In 1904, a U.S. naval officer named Pinkerton rents a house on a hill in Nagasaki, Japan, for himself and his soon-to-be wife, "Butterfly". Her real name is Cio-Cio-San (from the Japanese word for "butterfly" (pronounced -san is a plain honorific). She is a 15-year-old Japanese girl whom he is marrying for convenience, and he intends to leave her once he finds a proper American wife, since Japanese divorce laws are very lax. The wedding is to take place at the house. Butterfly had been so excited to marry an American that she had earlier secretly converted to Christianity. After the wedding ceremony, her uninvited uncle, a bonze, who has found out about her conversion, comes to the house, curses her and orders all the guests to leave, which they do while renouncing her. Pinkerton and Butterfly sing a love duet and prepare to spend their first night together.

Act 2
Three years later, Butterfly is still waiting for Pinkerton to return, as he had left shortly after their wedding. Her maid Suzuki keeps trying to convince her that he is not coming back, but Butterfly will not listen to her. Goro, the marriage broker who arranged her marriage, keeps trying to marry her off again, but she does not listen to him either. The American consul, Sharpless, comes to the house with a letter which he has received from Pinkerton which asks him to break some news to Butterfly: that Pinkerton is coming back to Japan, but Sharpless cannot bring himself to finish it because Butterfly becomes very excited to hear that Pinkerton is coming back. Sharpless asks Butterfly what she would do if Pinkerton were not to return. She then reveals that she gave birth to Pinkerton's son after he had left and asks Sharpless to tell him. From the hill house, Butterfly sees Pinkerton's ship arriving in the harbour.
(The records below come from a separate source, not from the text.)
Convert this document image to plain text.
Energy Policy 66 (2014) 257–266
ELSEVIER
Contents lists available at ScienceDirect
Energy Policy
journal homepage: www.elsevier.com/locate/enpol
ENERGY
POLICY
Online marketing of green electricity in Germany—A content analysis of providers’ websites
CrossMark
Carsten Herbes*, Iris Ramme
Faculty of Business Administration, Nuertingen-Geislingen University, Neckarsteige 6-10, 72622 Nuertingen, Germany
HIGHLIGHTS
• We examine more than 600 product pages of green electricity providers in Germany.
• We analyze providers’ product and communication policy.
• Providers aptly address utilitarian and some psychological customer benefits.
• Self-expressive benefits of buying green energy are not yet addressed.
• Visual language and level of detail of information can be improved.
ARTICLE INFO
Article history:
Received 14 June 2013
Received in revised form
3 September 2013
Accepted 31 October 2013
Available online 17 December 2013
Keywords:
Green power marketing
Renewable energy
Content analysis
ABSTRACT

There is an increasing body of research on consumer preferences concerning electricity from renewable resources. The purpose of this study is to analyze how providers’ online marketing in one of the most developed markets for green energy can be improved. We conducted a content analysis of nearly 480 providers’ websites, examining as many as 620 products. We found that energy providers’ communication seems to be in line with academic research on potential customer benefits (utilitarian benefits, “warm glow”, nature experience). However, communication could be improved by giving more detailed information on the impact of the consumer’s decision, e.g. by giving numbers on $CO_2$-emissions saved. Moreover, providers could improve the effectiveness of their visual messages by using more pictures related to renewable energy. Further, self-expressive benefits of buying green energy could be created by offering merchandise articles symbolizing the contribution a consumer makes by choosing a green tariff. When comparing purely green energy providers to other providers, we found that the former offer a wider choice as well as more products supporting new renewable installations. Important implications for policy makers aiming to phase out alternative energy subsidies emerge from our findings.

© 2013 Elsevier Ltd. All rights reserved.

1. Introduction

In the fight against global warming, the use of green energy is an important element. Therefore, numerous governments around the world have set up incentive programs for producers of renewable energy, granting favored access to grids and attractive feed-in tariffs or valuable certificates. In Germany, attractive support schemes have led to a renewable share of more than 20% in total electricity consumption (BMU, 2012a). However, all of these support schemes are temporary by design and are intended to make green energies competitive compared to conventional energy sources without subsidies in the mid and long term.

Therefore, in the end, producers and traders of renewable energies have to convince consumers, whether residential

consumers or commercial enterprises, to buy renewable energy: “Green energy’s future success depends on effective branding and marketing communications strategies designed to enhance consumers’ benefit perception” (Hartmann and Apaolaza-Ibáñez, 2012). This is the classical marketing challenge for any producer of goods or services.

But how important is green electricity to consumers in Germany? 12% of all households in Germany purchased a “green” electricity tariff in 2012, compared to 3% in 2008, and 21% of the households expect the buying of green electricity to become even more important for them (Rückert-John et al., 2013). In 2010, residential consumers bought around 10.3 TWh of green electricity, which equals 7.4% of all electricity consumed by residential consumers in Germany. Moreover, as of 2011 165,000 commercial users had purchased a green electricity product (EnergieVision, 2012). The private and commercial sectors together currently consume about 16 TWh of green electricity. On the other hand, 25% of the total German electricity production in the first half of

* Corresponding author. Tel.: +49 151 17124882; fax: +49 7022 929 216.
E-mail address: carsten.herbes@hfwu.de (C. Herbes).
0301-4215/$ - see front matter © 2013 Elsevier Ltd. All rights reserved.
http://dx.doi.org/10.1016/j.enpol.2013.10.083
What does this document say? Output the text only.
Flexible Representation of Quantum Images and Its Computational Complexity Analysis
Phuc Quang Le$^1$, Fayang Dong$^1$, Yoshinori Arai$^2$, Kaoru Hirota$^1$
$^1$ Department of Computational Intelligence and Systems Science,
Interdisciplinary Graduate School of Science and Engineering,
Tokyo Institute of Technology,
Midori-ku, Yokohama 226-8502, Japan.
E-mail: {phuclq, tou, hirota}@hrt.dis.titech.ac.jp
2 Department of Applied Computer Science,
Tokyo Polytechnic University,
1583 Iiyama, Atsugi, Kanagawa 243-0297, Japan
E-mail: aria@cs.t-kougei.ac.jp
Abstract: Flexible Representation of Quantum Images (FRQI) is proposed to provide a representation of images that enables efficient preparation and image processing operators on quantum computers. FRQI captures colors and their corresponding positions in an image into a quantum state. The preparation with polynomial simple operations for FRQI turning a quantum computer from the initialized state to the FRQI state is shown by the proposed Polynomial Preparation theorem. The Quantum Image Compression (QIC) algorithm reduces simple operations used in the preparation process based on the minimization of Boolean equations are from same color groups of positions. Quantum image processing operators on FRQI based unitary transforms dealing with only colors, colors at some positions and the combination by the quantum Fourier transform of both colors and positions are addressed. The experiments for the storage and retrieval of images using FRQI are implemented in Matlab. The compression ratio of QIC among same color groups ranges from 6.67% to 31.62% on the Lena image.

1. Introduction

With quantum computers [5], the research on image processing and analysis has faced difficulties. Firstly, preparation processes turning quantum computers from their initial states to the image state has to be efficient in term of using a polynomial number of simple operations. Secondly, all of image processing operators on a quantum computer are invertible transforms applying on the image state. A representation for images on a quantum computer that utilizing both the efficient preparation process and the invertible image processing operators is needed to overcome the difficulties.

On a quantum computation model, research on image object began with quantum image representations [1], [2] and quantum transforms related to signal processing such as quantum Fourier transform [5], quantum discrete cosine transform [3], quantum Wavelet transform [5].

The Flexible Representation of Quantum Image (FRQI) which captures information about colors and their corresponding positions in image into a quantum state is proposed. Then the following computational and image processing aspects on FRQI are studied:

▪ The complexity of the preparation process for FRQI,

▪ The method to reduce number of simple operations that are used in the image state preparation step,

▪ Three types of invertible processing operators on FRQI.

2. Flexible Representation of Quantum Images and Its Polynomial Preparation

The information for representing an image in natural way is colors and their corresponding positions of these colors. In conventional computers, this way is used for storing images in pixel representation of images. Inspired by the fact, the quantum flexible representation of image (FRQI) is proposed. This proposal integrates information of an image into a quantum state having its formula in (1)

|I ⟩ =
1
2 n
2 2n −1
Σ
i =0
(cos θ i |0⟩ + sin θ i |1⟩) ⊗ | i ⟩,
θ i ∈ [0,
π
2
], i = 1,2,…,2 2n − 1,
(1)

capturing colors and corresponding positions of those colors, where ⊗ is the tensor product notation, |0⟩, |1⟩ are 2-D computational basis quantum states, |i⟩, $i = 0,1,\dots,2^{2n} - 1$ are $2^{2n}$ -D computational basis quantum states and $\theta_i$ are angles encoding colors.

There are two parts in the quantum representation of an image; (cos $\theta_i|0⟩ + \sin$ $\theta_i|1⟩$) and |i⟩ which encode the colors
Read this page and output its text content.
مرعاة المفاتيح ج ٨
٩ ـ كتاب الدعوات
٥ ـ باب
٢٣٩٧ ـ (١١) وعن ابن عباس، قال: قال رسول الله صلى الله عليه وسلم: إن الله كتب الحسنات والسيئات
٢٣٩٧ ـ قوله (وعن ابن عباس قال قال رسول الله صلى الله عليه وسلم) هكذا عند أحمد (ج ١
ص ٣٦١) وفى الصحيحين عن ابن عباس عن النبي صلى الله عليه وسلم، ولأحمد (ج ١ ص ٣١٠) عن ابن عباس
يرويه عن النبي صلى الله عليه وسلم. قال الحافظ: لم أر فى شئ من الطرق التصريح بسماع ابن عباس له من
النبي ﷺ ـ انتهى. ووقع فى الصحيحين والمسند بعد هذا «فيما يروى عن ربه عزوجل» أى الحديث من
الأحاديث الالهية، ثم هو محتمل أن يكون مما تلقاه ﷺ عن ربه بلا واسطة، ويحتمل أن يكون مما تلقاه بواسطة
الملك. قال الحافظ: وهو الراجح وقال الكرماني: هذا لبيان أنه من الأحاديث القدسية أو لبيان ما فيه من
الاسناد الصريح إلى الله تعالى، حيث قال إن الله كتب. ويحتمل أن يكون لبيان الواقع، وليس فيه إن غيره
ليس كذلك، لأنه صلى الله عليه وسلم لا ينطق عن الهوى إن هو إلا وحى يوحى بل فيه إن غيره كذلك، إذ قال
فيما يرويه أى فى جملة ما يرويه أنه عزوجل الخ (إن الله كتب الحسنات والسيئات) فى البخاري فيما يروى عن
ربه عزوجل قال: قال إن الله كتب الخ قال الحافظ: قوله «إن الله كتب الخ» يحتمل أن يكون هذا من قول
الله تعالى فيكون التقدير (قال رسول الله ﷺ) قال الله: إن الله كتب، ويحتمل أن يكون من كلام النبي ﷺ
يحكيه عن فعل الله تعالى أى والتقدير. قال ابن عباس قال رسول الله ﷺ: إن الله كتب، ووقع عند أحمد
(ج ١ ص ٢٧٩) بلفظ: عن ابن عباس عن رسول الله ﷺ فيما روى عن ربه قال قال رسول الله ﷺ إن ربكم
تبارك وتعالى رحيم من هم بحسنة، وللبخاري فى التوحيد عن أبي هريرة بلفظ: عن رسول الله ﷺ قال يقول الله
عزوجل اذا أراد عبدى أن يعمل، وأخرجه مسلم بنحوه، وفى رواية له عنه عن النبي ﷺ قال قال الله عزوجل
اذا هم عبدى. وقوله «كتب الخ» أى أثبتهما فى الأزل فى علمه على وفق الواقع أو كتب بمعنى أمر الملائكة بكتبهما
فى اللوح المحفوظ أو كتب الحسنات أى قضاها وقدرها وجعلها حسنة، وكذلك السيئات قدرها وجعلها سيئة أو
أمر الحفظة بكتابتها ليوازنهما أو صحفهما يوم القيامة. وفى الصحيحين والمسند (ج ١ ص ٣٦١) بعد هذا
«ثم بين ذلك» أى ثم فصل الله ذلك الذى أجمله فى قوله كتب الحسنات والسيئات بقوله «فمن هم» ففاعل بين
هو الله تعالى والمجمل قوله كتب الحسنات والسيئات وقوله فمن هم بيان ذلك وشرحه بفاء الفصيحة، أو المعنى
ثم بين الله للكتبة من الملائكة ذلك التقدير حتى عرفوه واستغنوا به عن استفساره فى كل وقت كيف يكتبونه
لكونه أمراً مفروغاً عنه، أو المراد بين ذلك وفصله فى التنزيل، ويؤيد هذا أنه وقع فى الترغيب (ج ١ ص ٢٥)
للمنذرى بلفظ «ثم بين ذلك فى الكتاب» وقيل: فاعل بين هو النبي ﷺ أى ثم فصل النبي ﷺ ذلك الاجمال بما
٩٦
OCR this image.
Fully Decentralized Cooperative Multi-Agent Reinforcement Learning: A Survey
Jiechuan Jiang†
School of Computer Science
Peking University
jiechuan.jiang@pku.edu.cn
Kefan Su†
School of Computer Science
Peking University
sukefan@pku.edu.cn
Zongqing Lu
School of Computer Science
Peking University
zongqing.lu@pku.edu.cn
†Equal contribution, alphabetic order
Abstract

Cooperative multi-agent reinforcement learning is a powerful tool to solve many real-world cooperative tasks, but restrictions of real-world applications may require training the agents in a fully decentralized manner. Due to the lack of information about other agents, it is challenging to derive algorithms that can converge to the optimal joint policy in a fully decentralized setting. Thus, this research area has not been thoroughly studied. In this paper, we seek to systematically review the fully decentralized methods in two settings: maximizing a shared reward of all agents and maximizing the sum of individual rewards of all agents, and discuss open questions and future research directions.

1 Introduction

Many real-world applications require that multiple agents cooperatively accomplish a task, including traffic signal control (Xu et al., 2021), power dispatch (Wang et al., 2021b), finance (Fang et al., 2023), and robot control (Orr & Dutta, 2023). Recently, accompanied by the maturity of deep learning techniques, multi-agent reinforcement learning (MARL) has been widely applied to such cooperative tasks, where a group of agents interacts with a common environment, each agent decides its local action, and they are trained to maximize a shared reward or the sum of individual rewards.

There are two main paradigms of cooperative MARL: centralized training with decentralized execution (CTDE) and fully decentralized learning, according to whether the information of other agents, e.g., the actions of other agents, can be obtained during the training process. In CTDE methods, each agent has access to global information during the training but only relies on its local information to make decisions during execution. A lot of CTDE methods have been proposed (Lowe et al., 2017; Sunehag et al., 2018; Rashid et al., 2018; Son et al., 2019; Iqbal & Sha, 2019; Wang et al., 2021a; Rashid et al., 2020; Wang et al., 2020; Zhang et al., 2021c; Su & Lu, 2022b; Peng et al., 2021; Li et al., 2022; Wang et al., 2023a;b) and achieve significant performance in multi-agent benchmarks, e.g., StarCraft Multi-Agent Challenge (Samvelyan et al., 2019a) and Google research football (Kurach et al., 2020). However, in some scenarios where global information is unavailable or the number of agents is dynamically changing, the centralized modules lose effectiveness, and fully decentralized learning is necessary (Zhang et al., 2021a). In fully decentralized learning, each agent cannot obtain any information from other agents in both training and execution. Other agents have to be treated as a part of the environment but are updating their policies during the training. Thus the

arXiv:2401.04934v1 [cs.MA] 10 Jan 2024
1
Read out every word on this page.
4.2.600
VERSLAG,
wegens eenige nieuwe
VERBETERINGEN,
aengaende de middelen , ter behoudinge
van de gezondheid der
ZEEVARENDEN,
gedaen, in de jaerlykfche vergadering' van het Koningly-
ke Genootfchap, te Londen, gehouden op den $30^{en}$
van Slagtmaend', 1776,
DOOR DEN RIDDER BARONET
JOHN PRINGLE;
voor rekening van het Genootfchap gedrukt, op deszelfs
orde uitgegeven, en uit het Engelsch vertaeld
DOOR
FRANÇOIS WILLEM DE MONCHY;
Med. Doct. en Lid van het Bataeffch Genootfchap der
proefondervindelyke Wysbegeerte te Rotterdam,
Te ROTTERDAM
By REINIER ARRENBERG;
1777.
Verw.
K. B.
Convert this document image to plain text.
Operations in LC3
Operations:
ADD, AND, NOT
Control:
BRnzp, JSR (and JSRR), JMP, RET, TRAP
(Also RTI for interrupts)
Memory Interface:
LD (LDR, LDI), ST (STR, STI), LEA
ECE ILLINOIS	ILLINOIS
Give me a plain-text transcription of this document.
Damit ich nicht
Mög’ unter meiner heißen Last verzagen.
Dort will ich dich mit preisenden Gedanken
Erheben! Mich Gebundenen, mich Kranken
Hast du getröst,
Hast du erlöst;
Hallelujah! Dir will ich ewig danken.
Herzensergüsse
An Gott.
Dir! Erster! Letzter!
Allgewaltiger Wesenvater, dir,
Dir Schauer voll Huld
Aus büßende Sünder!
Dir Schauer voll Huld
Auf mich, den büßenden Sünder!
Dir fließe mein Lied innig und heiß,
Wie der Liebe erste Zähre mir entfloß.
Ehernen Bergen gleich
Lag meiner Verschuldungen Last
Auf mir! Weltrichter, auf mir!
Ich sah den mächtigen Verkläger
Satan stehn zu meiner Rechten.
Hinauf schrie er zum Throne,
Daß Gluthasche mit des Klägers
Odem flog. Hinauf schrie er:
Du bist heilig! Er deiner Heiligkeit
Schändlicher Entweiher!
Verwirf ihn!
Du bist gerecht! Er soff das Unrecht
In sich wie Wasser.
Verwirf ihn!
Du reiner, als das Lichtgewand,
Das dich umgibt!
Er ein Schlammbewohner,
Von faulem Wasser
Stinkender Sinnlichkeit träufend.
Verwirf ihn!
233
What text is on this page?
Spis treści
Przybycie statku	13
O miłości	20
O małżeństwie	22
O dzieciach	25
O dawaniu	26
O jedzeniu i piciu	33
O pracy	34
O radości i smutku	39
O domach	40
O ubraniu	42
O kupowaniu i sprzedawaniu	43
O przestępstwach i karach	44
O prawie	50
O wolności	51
She and Suzuki prepare for his arrival, and then they wait. Suzuki and the child fall asleep, but Butterfly stays up all night waiting for him to arrive.

Act 3
Suzuki wakes up in the morning and Butterfly finally falls asleep. Sharpless and Pinkerton arrive at the house, along with Pinkerton's new American wife, Kate. They have come because Kate has agreed to raise the child. But, as Pinkerton sees how Butterfly has decorated the house for his return, he realizes he has made a huge mistake. He admits that he is a coward and cannot face her, leaving Suzuki, Sharpless, and Kate to break the news to Butterfly. Agreeing to give up her child if Pinkerton comes himself to see her, she then prays to statues of her ancestral gods, says goodbye to her son, and blindfolds him. She places a small American flag in his hands and goes behind a screen, killing herself with her father's seppuku knife. Pinkerton rushes in, but he is too late, and Butterfly dies.